Je n'avais pas dormi de la nuit, ne faisant, finalement, que la regarder. Cette magnifique fille, qui avait sa tête posée sur ma poitrine, avait passé la nuit à parler dans son sommeil, et qui, dès qu'elle se réveillait, venait m'embrasser en me disant qu'elle m'aimait. A chaque fois, c'était comme une bouffée de bonheur, mon cœur recommençait à battre, mon amour devenait plus grand. Quand le soleil se leva, je sortis du lit, faisant attention à ne pas la réveiller. Je mis mon boxer avant de descendre et, dans le hall, se trouvait le père d'Hanna, mon sac à ses pieds.
- Vous devez partir, m'annonça-t-il.
- Monsieur... je l'aim...
- Jamais vous ne pourrez la rendre heureuse, me coupa-t-il. Elle a toujours rêvé de grande chose et avec votre petite condition, vous ne pourrez pas lui offrir tout ça. Pour son bien et son bonheur, partez.
Je baissai les yeux, honteux de la vérité qui venait de sortir de sa bouche. Je m'en voulais à présent, car la veille, je lui avais promis beaucoup de choses, que je ne pourrais pas réaliser, sauf une : Qu'elle ne soit plus jamais malheureuse. Je devais tenir cette promesse-là. J'essayai de trouver une solution pour faire taire mon cerveau qui me disait de partir, mais je n'y arrivai pas. Je pris mon sac , attrapai un bout de papier et écrivis cette phrase : « Je t'aimerais toujours, ne l'oublie pas».

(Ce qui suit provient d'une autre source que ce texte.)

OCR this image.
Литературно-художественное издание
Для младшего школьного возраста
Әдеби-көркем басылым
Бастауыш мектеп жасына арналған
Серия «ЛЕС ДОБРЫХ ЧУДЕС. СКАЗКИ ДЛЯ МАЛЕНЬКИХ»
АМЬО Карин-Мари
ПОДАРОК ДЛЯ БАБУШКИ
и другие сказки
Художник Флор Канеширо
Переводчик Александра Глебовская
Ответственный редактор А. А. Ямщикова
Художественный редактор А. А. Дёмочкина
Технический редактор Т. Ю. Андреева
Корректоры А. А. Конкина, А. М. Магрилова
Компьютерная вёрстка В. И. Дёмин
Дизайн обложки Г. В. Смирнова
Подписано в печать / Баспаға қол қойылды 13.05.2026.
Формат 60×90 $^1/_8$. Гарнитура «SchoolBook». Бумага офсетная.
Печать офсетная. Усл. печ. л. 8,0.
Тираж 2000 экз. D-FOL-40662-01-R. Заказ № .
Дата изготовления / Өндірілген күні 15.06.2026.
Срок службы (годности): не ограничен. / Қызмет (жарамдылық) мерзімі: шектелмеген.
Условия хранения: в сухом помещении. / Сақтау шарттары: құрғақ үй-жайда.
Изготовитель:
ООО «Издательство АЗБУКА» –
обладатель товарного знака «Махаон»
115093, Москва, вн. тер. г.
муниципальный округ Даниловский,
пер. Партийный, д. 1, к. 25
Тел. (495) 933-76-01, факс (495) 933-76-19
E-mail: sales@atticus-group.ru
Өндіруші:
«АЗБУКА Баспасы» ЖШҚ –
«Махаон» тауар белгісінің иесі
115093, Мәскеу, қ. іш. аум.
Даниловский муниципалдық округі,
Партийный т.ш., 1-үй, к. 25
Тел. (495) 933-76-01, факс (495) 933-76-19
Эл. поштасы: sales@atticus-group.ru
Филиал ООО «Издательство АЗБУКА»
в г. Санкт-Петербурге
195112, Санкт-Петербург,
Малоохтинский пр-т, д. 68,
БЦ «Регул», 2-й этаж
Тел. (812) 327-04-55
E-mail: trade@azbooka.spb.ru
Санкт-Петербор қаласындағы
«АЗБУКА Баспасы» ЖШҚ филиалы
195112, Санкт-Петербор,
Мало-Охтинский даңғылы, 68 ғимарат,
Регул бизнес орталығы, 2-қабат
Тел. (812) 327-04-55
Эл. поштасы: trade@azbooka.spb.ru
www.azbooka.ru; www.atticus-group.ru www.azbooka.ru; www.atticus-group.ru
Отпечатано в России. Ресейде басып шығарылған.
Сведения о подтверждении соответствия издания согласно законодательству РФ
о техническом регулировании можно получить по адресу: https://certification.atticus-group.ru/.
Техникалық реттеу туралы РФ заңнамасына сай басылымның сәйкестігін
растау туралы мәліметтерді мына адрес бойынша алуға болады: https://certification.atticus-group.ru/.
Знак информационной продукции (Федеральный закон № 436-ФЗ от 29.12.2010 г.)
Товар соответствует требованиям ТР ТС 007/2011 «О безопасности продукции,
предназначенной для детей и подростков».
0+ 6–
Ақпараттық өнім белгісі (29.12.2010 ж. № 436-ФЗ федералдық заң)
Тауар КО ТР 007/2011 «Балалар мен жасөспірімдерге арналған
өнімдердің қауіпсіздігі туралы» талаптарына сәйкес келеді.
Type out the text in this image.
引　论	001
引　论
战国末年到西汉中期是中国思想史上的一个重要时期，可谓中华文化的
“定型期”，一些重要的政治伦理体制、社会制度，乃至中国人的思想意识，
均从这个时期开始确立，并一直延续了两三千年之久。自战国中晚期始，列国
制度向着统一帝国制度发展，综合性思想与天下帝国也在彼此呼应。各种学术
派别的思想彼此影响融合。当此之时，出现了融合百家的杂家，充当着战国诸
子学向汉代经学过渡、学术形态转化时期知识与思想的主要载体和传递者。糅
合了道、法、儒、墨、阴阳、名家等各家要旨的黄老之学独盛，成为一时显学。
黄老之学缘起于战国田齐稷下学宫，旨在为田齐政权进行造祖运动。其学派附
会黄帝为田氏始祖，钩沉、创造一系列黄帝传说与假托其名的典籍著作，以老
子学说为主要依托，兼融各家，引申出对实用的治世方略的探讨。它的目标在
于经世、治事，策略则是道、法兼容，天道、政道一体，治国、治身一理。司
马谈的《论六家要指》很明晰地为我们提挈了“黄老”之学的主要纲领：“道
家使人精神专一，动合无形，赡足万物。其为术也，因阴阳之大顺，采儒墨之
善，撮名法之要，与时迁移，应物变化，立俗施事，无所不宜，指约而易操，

- Vous pourrez lui donner ça ? demandai-je en lui tendant le mot.
- Bien sûr...
Il le prit et je me dirigeai vers la porte. Mes jambes tremblaient tellement que j'avais peur de ne plus savoir mettre mes pieds l'un devant l'autre. Une boule dans la gorge, je tournai mon regard vers l'escalier, priant pour la voir arriver et qu'elle m'empêche de faire ça, mais rien ne se passa. Je passai la porte, la refermai derrière moi et fis quelques pas, mais immédiatement, je me retournai pour faire demi tour. J'étais de nouveau devant cette porte mais je ne fis rien, car je savais qu'en partant je faisait le bon choix. Alors, je partis vers l'inconnu.
Un claquement de porte me réveilla. J'ouvris les yeux et regardai autour de moi, cherchant Caleb. Intriguée de ne pas le voir, je m'enroulai dans les draps et sortis de la chambre. Je regardai dans toutes les pièces de l'étage, mais il n'était pas là.
- Caleb ! Où es-tu passé ? criai-je.
- Il vient de partir chérie, dit mon père depuis le bas. Il t'a laissé un mot.
Je descendis les escaliers, serrant bien les draps pour ne pas qu'ils tombent.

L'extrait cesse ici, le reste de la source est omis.